By cast number 25, I gained enough confidence to “celebrate” the occasion with rhinestones (offset by a few sharks for that fierce factor).
And by cast number 30, more than one specialist doctor was taking pictures and videos of each new piece of art for social media. People have even kept certain favorites.
It’s worth the awkward yoga, twisted, sometimes painful pretzel poses I have to do to reach some parts of the casts, reversing images in my mind to paint upside down on leg casts, painting with my non-dominant hand at times, and even figuring out how to paint a leg cast when my home health nurse told me lovingly that she wasn’t impressed when a back injury left my cast halfway finished in a sunset ombré — not up to my typical glitzy par. I had to figure out a way to put my own original artwork on a cast I could not reach no matter how hard I tried. For those wondering, I refused the generous help of a few kind souls as it needed to be my own work, so painted images on thin paper and then did accept help in having my paintings Mod Podged to my leg according to my dictated placement. That way, I can still say I painted the flower and bumble bee that were on my cast.

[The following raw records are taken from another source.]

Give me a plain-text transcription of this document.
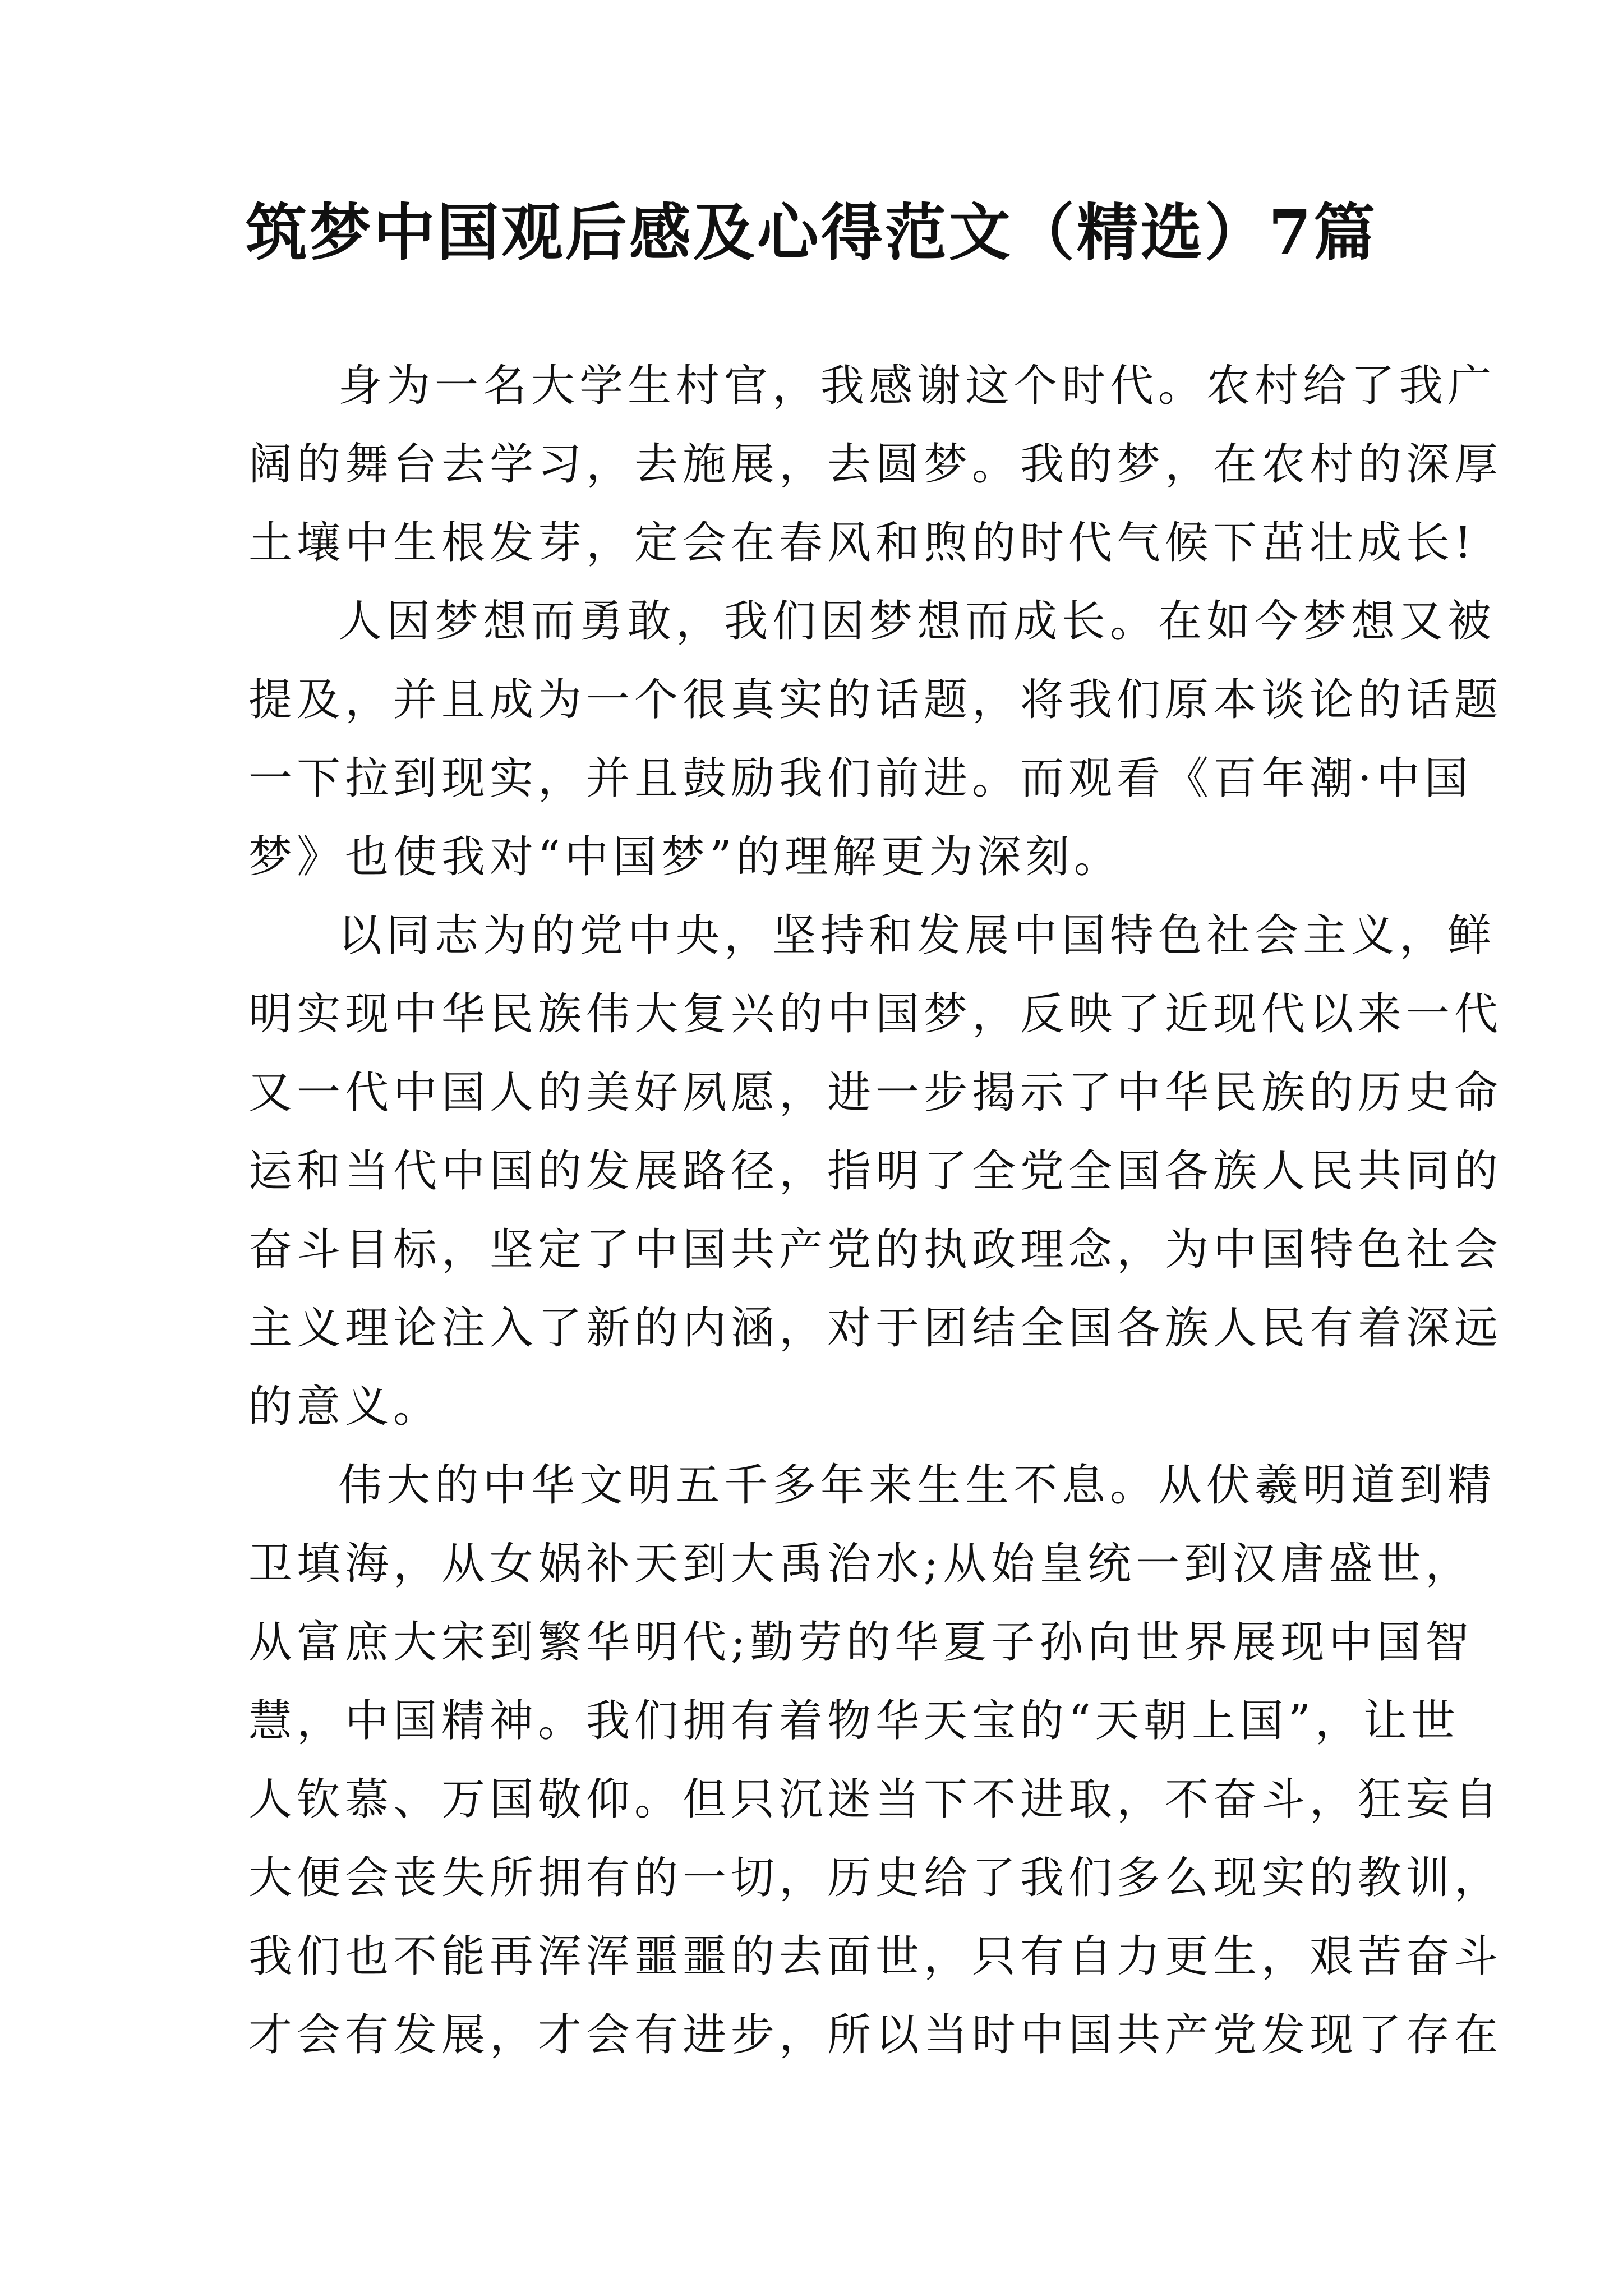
筑梦中国观后感及心得范文（精选）7篇
身为一名大学生村官，我感谢这个时代。农村给了我广
阔的舞台去学习，去施展，去圆梦。我的梦，在农村的深厚
土壤中生根发芽，定会在春风和煦的时代气候下茁壮成长!
人因梦想而勇敢，我们因梦想而成长。在如今梦想又被
提及，并且成为一个很真实的话题，将我们原本谈论的话题
一下拉到现实，并且鼓励我们前进。而观看《百年潮·中国
梦》也使我对“中国梦”的理解更为深刻。
以同志为的党中央，坚持和发展中国特色社会主义，鲜
明实现中华民族伟大复兴的中国梦，反映了近现代以来一代
又一代中国人的美好夙愿，进一步揭示了中华民族的历史命
运和当代中国的发展路径，指明了全党全国各族人民共同的
奋斗目标，坚定了中国共产党的执政理念，为中国特色社会
主义理论注入了新的内涵，对于团结全国各族人民有着深远
的意义。
伟大的中华文明五千多年来生生不息。从伏羲明道到精
卫填海，从女娲补天到大禹治水;从始皇统一到汉唐盛世，
从富庶大宋到繁华明代;勤劳的华夏子孙向世界展现中国智
慧，中国精神。我们拥有着物华天宝的“天朝上国”，让世
人钦慕、万国敬仰。但只沉迷当下不进取，不奋斗，狂妄自
大便会丧失所拥有的一切，历史给了我们多么现实的教训，
我们也不能再浑浑噩噩的去面世，只有自力更生，艰苦奋斗
才会有发展，才会有进步，所以当时中国共产党发现了存在
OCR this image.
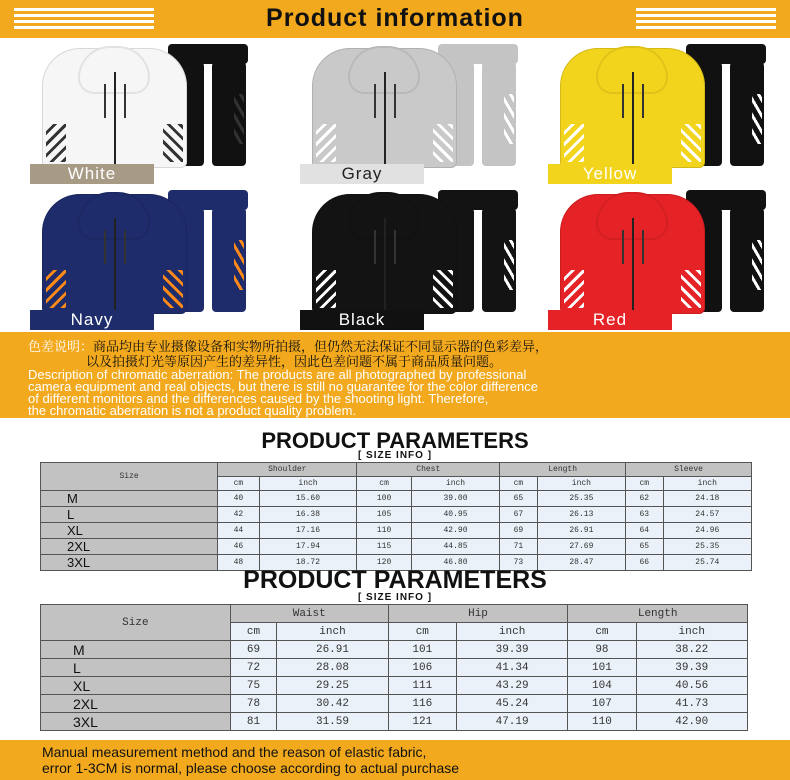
Product information
White	Gray	Yellow
Navy	Black	Red
色差说明：商品均由专业摄像设备和实物所拍摄，但仍然无法保证不同显示器的色彩差异，
以及拍摄灯光等原因产生的差异性，因此色差问题不属于商品质量问题。
Description of chromatic aberration: The products are all photographed by professional
camera equipment and real objects, but there is still no guarantee for the color difference
of different monitors and the differences caused by the shooting light. Therefore,
the chromatic aberration is not a product quality problem.
PRODUCT PARAMETERS
[ SIZE INFO ]
Size	Shoulder		Chest		Length		Sleeve	
	cm	inch	cm	inch	cm	inch	cm	inch
M	40	15.60	100	39.00	65	25.35	62	24.18
L	42	16.38	105	40.95	67	26.13	63	24.57
XL	44	17.16	110	42.90	69	26.91	64	24.96
2XL	46	17.94	115	44.85	71	27.69	65	25.35
3XL	48	18.72	120	46.80	73	28.47	66	25.74
PRODUCT PARAMETERS
[ SIZE INFO ]
Size	Waist		Hip		Length	
	cm	inch	cm	inch	cm	inch
M	69	26.91	101	39.39	98	38.22
L	72	28.08	106	41.34	101	39.39
XL	75	29.25	111	43.29	104	40.56
2XL	78	30.42	116	45.24	107	41.73
3XL	81	31.59	121	47.19	110	42.90
Manual measurement method and the reason of elastic fabric,
error 1-3CM is normal, please choose according to actual purchase
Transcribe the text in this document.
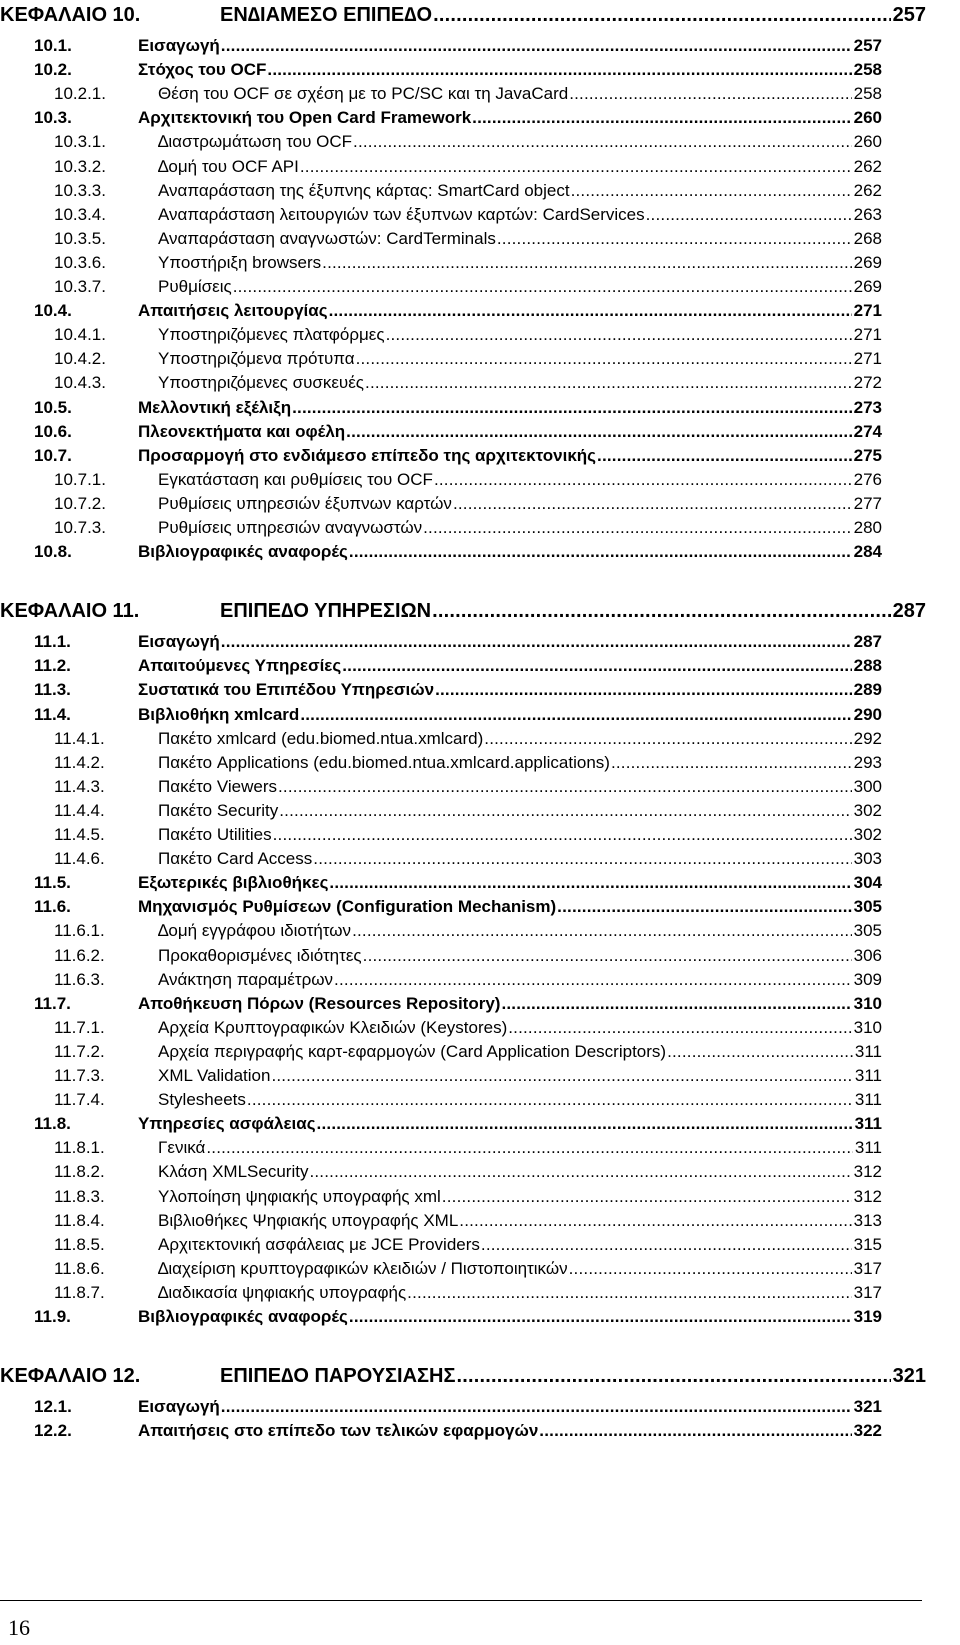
ΚΕΦΑΛΑΙΟ 10.	ΕΝ∆ΙΑΜΕΣΟ ΕΠΙΠΕ∆Ο .....	257
10.1.	Εισαγωγή .....	257
10.2.	Στόχος του OCF .....	258
10.2.1.	Θέση του OCF σε σχέση με το PC/SC και τη JavaCard .....	258
10.3.	Αρχιτεκτονική του Open Card Framework .....	260
10.3.1.	∆ιαστρωμάτωση του OCF .....	260
10.3.2.	∆ομή του OCF API .....	262
10.3.3.	Αναπαράσταση της έξυπνης κάρτας: SmartCard object .....	262
10.3.4.	Αναπαράσταση λειτουργιών των έξυπνων καρτών: CardServices .....	263
10.3.5.	Αναπαράσταση αναγνωστών: CardTerminals .....	268
10.3.6.	Υποστήριξη browsers .....	269
10.3.7.	Ρυθμίσεις .....	269
10.4.	Απαιτήσεις λειτουργίας .....	271
10.4.1.	Υποστηριζόμενες πλατφόρμες .....	271
10.4.2.	Υποστηριζόμενα πρότυπα .....	271
10.4.3.	Υποστηριζόμενες συσκευές .....	272
10.5.	Μελλοντική εξέλιξη .....	273
10.6.	Πλεονεκτήματα και οφέλη .....	274
10.7.	Προσαρμογή στο ενδιάμεσο επίπεδο της αρχιτεκτονικής .....	275
10.7.1.	Εγκατάσταση και ρυθμίσεις του OCF .....	276
10.7.2.	Ρυθμίσεις υπηρεσιών έξυπνων καρτών .....	277
10.7.3.	Ρυθμίσεις υπηρεσιών αναγνωστών .....	280
10.8.	Βιβλιογραφικές αναφορές .....	284
ΚΕΦΑΛΑΙΟ 11.	ΕΠΙΠΕ∆Ο ΥΠΗΡΕΣΙΩΝ .....	287
11.1.	Εισαγωγή .....	287
11.2.	Απαιτούμενες Υπηρεσίες .....	288
11.3.	Συστατικά του Επιπέδου Υπηρεσιών .....	289
11.4.	Βιβλιοθήκη xmlcard .....	290
11.4.1.	Πακέτο xmlcard (edu.biomed.ntua.xmlcard) .....	292
11.4.2.	Πακέτο Applications (edu.biomed.ntua.xmlcard.applications) .....	293
11.4.3.	Πακέτο Viewers .....	300
11.4.4.	Πακέτο Security .....	302
11.4.5.	Πακέτο Utilities .....	302
11.4.6.	Πακέτο Card Access .....	303
11.5.	Εξωτερικές βιβλιοθήκες .....	304
11.6.	Μηχανισμός Ρυθμίσεων (Configuration Mechanism) .....	305
11.6.1.	∆ομή εγγράφου ιδιοτήτων .....	305
11.6.2.	Προκαθορισμένες ιδιότητες .....	306
11.6.3.	Ανάκτηση παραμέτρων .....	309
11.7.	Αποθήκευση Πόρων (Resources Repository) .....	310
11.7.1.	Αρχεία Κρυπτογραφικών Κλειδιών (Keystores) .....	310
11.7.2.	Αρχεία περιγραφής καρτ-εφαρμογών (Card Application Descriptors) .....	311
11.7.3.	XML Validation .....	311
11.7.4.	Stylesheets .....	311
11.8.	Υπηρεσίες ασφάλειας .....	311
11.8.1.	Γενικά .....	311
11.8.2.	Κλάση XMLSecurity .....	312
11.8.3.	Υλοποίηση ψηφιακής υπογραφής xml .....	312
11.8.4.	Βιβλιοθήκες Ψηφιακής υπογραφής XML .....	313
11.8.5.	Αρχιτεκτονική ασφάλειας με JCE Providers .....	315
11.8.6.	∆ιαχείριση κρυπτογραφικών κλειδιών / Πιστοποιητικών .....	317
11.8.7.	∆ιαδικασία ψηφιακής υπογραφής .....	317
11.9.	Βιβλιογραφικές αναφορές .....	319
ΚΕΦΑΛΑΙΟ 12.	ΕΠΙΠΕ∆Ο ΠΑΡΟΥΣΙΑΣΗΣ .....	321
12.1.	Εισαγωγή .....	321
12.2.	Απαιτήσεις στο επίπεδο των τελικών εφαρμογών .....	322
16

One of my favorite phrases in life is “Rainbows in the Rain” — whether that is referring to finding the rainbow in the rain when you are faced with a difficult patch in life or being the rainbow in the rain for someone else when possible. I figure that by painting my casts, I make the best of a logistically and emotionally difficult and rather painful time in breaking bones/tearing tendons/having surgeries and thus find my own rainbows.
As for bringing rainbows to others, I’ve even been stopped by people in the airport while traveling to a hospital out of state and had a literal line of people ask to take pictures with me and my painted double leg casts because they loved my joyful spirit and artwork. The left was painted purple ombré with flowers and mermaids, and the right was painted red ombré with flowers and dragons, so they were pretty awesome.
The moral of the story is just because your disease dictates a great deal of your life for you, often in a “negative” way, it doesn’t mean you can’t flip the narrative and take control, make it positive, be creative, and do it your way! Try to remember that you have a disease, your disease doesn’t have you. Plus, a little spark of color and dash of bling never hurt!